"Now It's Multimodal" OpenAI-Google Launch Voice AI Assistants

Visual and auditory recognition... Conversing like humans
Powerful AI models... Competition to dominate the market
Enhancing convenience and serving as assistants

The generative artificial intelligence (AI) technology war between OpenAI and Google has officially begun. Both companies have launched upgraded AI models with more powerful features, entering a competition to seize global leadership. While AI functions were previously performed through text, the battle is now expected to be fought using multimodal technology that learns from various data types such as images, audio, and video.

"Now It's Multimodal" OpenAI-Google Launch Voice AI Assistants

On the 13th (local time), the 'Google Annual Developer Conference (I/O)' held at Shoreline Amphitheatre in Mountain View, California, USA. [Image source=Yonhap News]

Synergy with Google Apps... AGI ‘Astra’ Also Unveiled

Google attracted attention by integrating its generative AI ‘Gemini’ into its search engine. On the 14th (local time), at its annual developer conference held in Mountain View, California, Google announced its vision to realize the future of AI through Gemini. First, it introduced the ‘AI Overview’ feature, which quickly summarizes search results and provides related links. Users can search in a conversational format, and searches are now possible not only with photos but also with videos. The new search function equipped with Gemini will be available in the United States first and then rolled out to other countries within a few months.

Google also unveiled Astra, a general artificial intelligence (AGI) project based on an AI voice model. Astra allows AI to see and hear like a human and act as a personal assistant by conversing through voice. In a demonstration video, when the smartphone camera showed the surrounding environment and was asked where the glasses were, Astra provided the answer. It also demonstrated the ability to answer ‘glasses’ when asked what the object that was just there was after the glasses were removed. When combined with Google Maps, it creates even more synergy, as it can identify the user’s current location and provide voice notifications. Astra is expected to be implemented not only on smartphones and computers but also on other IT devices such as smart glasses.

Google also introduced ‘Gemini Live,’ a preliminary step toward Astra. In the demonstration video, when a user showed shoes to the camera and expressed the intention to return them, Gemini searched the purchase history and requested a return from the shopping mall. It even scheduled a shoe pickup on Google Calendar. It is expected to assist with job interview preparation, speech rehearsals, and more. Google plans to release Gemini Live within this year and add features to realize Astra. Whether Google can utilize customized and personalized AI functions while maintaining advertising revenue remains a challenge.
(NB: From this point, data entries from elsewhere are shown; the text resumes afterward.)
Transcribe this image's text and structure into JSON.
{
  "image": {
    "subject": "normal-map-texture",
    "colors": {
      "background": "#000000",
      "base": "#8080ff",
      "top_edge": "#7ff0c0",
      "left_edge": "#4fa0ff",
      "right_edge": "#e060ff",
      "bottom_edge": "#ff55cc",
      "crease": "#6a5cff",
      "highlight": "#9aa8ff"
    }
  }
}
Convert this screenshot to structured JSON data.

Sam Altman, CEO of OpenAI [Photo by Yonhap News]

Human-like GPT-4o "Like a Revolution"

OpenAI unveiled GPT-4o (Po-o) a day before Google’s event. Similar to Astra, it is an intelligent voice AI assistant capable of real-time voice conversations with users, reasoning through audiovisual inputs, and answering questions. GPT-4o recognizes 50 languages including Korean and has a feature that explains the solution process when shown math problems.
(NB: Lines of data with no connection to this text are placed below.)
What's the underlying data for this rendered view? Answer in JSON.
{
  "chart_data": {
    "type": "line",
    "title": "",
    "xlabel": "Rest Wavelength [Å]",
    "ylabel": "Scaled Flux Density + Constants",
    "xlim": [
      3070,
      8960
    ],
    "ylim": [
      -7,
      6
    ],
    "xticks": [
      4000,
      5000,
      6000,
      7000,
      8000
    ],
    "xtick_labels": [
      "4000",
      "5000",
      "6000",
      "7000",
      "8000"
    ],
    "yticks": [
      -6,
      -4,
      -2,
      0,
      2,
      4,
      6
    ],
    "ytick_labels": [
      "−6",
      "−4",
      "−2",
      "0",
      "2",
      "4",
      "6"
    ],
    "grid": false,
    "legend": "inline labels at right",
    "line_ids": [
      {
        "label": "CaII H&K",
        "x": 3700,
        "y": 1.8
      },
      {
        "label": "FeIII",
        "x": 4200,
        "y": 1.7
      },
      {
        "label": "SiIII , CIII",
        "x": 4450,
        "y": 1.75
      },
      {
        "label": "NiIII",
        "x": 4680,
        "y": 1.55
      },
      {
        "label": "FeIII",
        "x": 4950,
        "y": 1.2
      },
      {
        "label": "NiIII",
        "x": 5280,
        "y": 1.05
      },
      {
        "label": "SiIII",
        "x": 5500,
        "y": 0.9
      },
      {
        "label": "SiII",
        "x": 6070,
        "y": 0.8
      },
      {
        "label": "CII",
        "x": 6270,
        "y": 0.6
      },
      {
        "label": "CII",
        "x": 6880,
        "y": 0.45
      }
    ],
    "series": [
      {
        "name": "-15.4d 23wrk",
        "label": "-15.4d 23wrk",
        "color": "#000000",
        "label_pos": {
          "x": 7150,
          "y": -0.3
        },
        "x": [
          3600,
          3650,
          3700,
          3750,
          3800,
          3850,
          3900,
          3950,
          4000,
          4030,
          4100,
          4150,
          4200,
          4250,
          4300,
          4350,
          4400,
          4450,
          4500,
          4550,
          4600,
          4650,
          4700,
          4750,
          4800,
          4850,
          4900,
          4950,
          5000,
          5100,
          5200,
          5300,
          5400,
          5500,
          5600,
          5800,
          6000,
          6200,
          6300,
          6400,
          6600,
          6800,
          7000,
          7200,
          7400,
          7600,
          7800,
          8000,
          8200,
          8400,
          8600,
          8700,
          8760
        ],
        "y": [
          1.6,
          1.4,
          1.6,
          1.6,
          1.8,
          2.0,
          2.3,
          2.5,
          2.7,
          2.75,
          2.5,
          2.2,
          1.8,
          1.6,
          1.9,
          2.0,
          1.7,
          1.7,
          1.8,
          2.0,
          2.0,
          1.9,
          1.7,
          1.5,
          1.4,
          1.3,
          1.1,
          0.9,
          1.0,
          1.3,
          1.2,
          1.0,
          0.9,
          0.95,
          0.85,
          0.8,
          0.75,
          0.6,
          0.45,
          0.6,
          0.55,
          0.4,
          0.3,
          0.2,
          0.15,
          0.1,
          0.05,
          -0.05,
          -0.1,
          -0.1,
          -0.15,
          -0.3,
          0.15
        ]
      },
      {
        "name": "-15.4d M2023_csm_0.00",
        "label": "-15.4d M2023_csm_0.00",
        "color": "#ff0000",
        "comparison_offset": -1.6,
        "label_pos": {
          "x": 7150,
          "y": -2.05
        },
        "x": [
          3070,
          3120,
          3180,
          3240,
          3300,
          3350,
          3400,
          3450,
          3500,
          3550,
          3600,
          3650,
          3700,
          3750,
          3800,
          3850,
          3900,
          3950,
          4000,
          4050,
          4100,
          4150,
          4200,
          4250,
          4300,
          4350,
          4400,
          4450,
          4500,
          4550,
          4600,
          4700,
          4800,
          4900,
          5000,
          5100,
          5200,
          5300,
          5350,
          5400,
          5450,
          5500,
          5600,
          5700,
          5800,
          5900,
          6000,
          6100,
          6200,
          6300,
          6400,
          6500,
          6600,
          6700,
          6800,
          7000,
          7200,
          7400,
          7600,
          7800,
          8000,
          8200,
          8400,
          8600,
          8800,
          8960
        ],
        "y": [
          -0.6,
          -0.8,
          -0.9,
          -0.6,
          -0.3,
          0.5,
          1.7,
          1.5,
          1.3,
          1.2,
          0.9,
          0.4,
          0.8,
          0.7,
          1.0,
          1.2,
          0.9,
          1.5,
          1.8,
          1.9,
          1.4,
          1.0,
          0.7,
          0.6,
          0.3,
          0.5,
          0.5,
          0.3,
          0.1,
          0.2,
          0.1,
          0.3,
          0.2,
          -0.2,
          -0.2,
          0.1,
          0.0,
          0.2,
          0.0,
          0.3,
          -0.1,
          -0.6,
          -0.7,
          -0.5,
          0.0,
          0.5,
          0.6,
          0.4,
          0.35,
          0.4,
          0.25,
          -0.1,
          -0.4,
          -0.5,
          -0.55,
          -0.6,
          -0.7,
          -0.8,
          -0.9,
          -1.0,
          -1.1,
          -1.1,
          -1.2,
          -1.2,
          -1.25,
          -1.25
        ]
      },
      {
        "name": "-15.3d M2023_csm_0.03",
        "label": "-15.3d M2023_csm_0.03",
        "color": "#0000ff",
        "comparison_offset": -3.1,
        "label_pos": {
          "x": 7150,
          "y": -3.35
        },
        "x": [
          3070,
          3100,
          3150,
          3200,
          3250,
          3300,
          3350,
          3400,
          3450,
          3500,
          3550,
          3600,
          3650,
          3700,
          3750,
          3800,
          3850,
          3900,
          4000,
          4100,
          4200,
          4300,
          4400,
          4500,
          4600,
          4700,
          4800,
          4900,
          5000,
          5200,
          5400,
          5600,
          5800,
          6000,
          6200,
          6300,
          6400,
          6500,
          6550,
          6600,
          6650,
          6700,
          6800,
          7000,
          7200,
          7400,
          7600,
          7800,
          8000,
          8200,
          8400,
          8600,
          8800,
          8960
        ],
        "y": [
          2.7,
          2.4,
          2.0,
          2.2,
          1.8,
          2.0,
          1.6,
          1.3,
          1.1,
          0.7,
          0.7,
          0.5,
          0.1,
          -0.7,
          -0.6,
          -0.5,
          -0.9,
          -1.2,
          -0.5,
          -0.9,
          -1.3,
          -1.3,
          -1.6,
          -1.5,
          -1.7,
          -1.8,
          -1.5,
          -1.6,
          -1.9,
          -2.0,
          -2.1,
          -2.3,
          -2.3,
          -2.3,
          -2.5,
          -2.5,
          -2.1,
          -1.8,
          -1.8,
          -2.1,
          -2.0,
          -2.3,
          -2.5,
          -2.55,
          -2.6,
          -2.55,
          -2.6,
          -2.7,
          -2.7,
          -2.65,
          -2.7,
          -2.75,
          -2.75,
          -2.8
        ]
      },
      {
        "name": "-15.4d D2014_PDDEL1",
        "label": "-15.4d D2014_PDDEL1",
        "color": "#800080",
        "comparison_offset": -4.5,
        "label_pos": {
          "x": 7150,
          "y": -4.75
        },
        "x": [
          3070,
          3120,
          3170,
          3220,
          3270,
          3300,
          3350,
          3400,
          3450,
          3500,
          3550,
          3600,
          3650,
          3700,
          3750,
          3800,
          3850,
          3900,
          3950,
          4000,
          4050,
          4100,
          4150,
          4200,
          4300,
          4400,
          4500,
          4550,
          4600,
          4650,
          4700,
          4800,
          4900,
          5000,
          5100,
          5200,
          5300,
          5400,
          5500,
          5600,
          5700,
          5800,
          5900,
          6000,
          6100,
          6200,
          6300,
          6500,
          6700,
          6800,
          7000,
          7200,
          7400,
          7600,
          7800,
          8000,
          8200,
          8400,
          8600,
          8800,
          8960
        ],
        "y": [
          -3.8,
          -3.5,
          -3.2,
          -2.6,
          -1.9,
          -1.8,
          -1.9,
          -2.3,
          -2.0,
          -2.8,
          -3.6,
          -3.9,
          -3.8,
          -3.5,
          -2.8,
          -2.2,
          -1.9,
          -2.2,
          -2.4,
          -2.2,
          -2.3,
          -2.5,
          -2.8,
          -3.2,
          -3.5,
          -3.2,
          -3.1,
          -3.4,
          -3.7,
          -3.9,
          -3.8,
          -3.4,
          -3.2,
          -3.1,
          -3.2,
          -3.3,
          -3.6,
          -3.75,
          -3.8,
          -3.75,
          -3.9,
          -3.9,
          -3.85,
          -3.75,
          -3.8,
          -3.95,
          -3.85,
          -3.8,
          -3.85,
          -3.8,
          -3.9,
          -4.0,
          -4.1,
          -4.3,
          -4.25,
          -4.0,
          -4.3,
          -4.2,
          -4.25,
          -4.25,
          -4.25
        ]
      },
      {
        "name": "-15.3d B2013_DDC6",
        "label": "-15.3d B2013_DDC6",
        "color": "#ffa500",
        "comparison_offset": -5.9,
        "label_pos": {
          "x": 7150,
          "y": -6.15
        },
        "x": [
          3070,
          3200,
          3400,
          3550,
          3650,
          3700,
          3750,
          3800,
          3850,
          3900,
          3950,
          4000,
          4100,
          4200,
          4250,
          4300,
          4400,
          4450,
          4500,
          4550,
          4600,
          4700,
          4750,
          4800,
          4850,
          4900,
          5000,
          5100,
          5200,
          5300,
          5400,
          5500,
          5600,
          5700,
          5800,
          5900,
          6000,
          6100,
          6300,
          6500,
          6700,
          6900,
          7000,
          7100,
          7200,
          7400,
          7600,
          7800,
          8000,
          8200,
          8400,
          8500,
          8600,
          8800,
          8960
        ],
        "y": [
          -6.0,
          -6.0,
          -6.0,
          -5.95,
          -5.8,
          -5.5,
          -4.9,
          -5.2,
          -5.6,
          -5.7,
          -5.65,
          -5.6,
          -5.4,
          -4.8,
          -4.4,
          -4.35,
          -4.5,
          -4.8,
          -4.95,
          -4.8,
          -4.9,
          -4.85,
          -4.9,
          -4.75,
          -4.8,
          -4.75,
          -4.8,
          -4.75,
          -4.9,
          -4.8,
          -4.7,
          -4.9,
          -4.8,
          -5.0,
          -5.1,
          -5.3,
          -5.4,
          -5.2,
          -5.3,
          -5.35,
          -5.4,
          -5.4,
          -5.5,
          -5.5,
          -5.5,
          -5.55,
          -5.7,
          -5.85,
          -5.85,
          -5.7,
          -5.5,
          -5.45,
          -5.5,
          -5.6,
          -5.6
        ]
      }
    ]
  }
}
Startup CEOs in Korea were amazed by the release of GPT-4o. Han Kyung-hoon, CEO of big data tech company ‘InRifle,’ said, “GPT-4o, which enables high-level real-time conversations, will have a significant impact across various sectors of society such as business, education, and finance,” adding, “It will bring a transformative era in AI technology development and utilization.” Kim Dong-hwan, CEO of FortyTwoMaru, evaluated, “With the full application of multimodal technology, something revolutionary has happened. It will be a milestone for AI deeply permeating everyday life.”

However, it is still too early to judge which of the two models is superior. MIT Technology Review stated, “It is difficult to say which is better without directly experiencing the official versions,” and added, “Since demo videos may have showcased pre-practiced tasks, the true test will come when the official releases are made.” It will be necessary to observe which generative AI model will be installed on future Apple iPhones and how much the hallucination phenomenon?where AI provides false information?has been reduced.